Eve gives a little laugh. "Really? And how did you decide that, my angel?"
"The stars," Lilith tells her proudly. "I remembered what you told me about what you saw in the night sky back when you were a child and checked the constellation positions against Barnard's star for a rough date. I'm not going to reveal your age, but you said you were born in the spring, and today is as lovely as any to celebrate it."
Adam watches as Eve takes the journal, her pale hands stroking the cover. "Lilith," she sighs, and her smile flashes out. "You've made this ancient woman feel-"

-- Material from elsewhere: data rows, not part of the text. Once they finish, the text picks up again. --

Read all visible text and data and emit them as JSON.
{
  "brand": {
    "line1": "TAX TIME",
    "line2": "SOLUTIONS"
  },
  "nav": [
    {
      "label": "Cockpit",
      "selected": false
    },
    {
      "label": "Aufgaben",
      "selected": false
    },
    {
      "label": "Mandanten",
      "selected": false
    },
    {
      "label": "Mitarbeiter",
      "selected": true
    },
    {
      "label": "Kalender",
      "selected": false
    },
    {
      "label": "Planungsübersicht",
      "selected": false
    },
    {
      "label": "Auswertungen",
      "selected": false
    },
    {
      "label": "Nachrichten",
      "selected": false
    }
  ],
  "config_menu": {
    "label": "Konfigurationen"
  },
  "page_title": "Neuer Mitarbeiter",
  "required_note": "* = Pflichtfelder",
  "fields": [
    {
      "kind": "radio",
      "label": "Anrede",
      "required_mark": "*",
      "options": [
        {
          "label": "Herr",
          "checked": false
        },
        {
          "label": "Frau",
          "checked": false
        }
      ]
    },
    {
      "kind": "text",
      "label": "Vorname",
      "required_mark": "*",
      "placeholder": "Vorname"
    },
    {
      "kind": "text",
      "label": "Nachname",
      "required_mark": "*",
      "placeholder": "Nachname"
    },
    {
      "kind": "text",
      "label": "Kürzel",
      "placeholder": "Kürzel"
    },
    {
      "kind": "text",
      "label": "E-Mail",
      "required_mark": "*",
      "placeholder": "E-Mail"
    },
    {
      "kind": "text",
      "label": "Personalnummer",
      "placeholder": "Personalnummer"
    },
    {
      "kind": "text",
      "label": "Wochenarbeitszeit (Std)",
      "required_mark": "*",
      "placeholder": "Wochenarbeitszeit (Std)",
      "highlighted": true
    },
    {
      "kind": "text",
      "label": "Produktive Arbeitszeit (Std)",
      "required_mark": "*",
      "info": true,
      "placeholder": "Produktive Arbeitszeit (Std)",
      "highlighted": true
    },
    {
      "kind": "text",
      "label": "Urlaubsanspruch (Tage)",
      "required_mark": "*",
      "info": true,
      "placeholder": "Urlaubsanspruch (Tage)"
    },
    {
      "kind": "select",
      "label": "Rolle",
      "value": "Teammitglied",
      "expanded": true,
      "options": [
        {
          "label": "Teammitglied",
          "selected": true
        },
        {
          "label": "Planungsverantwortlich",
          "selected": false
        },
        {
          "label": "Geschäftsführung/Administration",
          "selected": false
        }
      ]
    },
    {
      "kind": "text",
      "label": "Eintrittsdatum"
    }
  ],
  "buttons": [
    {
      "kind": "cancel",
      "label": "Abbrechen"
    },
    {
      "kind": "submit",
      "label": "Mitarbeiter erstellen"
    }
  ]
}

"NOT ancient," Lilith interrupts. "Timeless. You've got stories to tell, Eve, and I want you to share them; that's what the journal's for. Write your life, weave your magic there, all right?"
It's in that moment Adam sees Eve struggle, sees her realize that the truth truly is the only right course of action here.
"Lilith," Eve begins, shooting him a glance. "Adam and I have something to tell you. Something you need to know in regards to what we are and what you are. About the middle choice."
Lilith looks from her to him, smiling crookedly. "You mean becoming Dhampir? Yes, I wondered if you two were ever going to bring that up, you luftmenches."